Extreme weather around the world

Typhoon Goni – the world’s most powerful typhoon in 2020 – smashed into the southern part of the Philippines’ main island, Luzon, on Sunday and has since resulted in at least 10 deaths.

The super typhoon barrelled into the island with maximum sustained winds of 225km/h and gusts of up to 310km/h, triggering volcanic mudflows that engulfed about 150 houses.

A father and son were among nine people killed in the hard-hit province of Albay.

About a million Filipinos rushed to safer ground before Goni made landfall on Sunday morning, but the weather bureau predicted “catastrophic violent winds and intense to torrential rainfall” were headed for Bicol provinces, and several  other regions south of Manila.

Between 19 million and 31 million people could be affected, including those in danger zones, the disaster management agency said.

Meanwhile in Vietnam, at least 35 people are dead and 50 are missing after Typhoon Molave – the most powerful to hit the country in 20 years – set off landslides, sunk boats and cut power to nearly two million people.

The immediate focus for rescuers is on three villages in the country’s central region, where landslides killed at least 19 people and are suspected of burying more than 40 others in thick mud and debris.

In the United States, Hurricane Zeta has killed at least six people after striking  south-eastern Louisiana on Wednesday, leaving millions without power along the Gulf Coast.

Four people died when trees fell on their homes, while a 55-year-old Louisiana man died after touching a drowned power line and another drowned in Mississippi.

As of Thursday afternoon, nearly two million people were still without power in Georgia, Louisiana, Oklahoma, Alabama and Mississippi.

Does it have anything to do with La Niña?

Not likely, said Dr Shayne McGregor, a senior lecturer in climate at Monash University.

“When we have a La Niña, we’re more likely to have large rainfall events, but there’s no relationship I know of between La Niña events and superstorms, like the one that hit Brisbane with the large hail,” he said, adding those severe hail storms usually happened once every five or 10 years.

“These large thunderstorms with huge hail, they’re pretty rare and they’re not something we can tie into a La Niña event.”

However, Dr McGregor said he wouldn’t be surprised to see the global number of storms increase as a result of climate change.

La Niña is a phase of the El Niño-Southern Oscillation, a pattern of ocean and atmospheric circulations over the Pacific Ocean that brings slightly cooler but wetter conditions to many parts of Australia.

What’s going on around the country?

Queensland and our Asian neighbours aren’t the only regions that suffered freak weather events over the weekend.

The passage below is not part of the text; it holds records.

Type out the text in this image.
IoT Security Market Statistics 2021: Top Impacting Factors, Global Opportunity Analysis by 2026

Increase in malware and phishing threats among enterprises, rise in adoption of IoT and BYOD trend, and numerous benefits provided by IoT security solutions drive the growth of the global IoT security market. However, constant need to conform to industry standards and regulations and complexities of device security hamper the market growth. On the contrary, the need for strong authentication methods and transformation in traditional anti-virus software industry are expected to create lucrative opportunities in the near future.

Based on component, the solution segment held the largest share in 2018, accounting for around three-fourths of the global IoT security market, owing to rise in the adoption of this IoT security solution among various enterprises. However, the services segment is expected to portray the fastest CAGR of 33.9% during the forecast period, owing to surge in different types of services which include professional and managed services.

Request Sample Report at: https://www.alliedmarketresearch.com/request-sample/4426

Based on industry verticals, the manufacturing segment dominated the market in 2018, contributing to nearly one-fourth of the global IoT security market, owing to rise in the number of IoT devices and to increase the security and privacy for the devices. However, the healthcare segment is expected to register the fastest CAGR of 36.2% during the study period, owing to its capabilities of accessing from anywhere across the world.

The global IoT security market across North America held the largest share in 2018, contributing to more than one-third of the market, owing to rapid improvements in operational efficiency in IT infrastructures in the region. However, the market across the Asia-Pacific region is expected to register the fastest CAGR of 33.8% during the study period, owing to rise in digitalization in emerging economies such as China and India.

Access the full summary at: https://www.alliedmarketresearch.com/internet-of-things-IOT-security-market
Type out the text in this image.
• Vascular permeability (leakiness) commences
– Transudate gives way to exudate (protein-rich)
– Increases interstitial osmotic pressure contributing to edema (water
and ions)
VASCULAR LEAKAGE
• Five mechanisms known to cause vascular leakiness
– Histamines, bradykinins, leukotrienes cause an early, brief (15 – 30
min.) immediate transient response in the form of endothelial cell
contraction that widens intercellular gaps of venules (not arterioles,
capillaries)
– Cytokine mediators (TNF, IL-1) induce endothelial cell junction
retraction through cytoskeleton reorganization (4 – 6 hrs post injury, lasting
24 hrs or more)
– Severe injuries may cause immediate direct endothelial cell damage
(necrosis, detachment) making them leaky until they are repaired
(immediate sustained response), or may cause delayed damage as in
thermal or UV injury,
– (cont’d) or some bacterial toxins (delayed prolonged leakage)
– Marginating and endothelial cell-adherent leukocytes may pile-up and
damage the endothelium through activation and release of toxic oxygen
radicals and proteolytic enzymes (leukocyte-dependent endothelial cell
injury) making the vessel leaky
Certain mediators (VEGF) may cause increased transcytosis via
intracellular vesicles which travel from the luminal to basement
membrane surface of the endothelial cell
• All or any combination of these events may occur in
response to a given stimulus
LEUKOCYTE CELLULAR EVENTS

Severe thunderstorms carrying large hail stones and heavy rain lashed the entire New South Wales coast on Saturday, even reaching as far inland as Dubbo.

NSW State Emergency Service said it received close to 400 calls for help, and performed four flood rescues.

Strong winds and rainy conditions lashed South Curl Curl Beach in Sydney last week. Photo: Getty

Most of the calls were from suburbs in Sydney’s south that were pelted with hail, and areas on the state’s south coast that experienced flash flooding.

Rock falls interrupted traffic on the Snowy Mountains Highway roads and also cut power to thousands across the state.

Meanwhile in Victoria, crisp autumn-like and windy conditions persisted across the state during its first weekend out of coronavirus lockdown.

Warm weather is expected on Monday, and a top of 29 degrees is forecast for Melbourne Cup Day on Tuesday, before a cool change returns later in the week.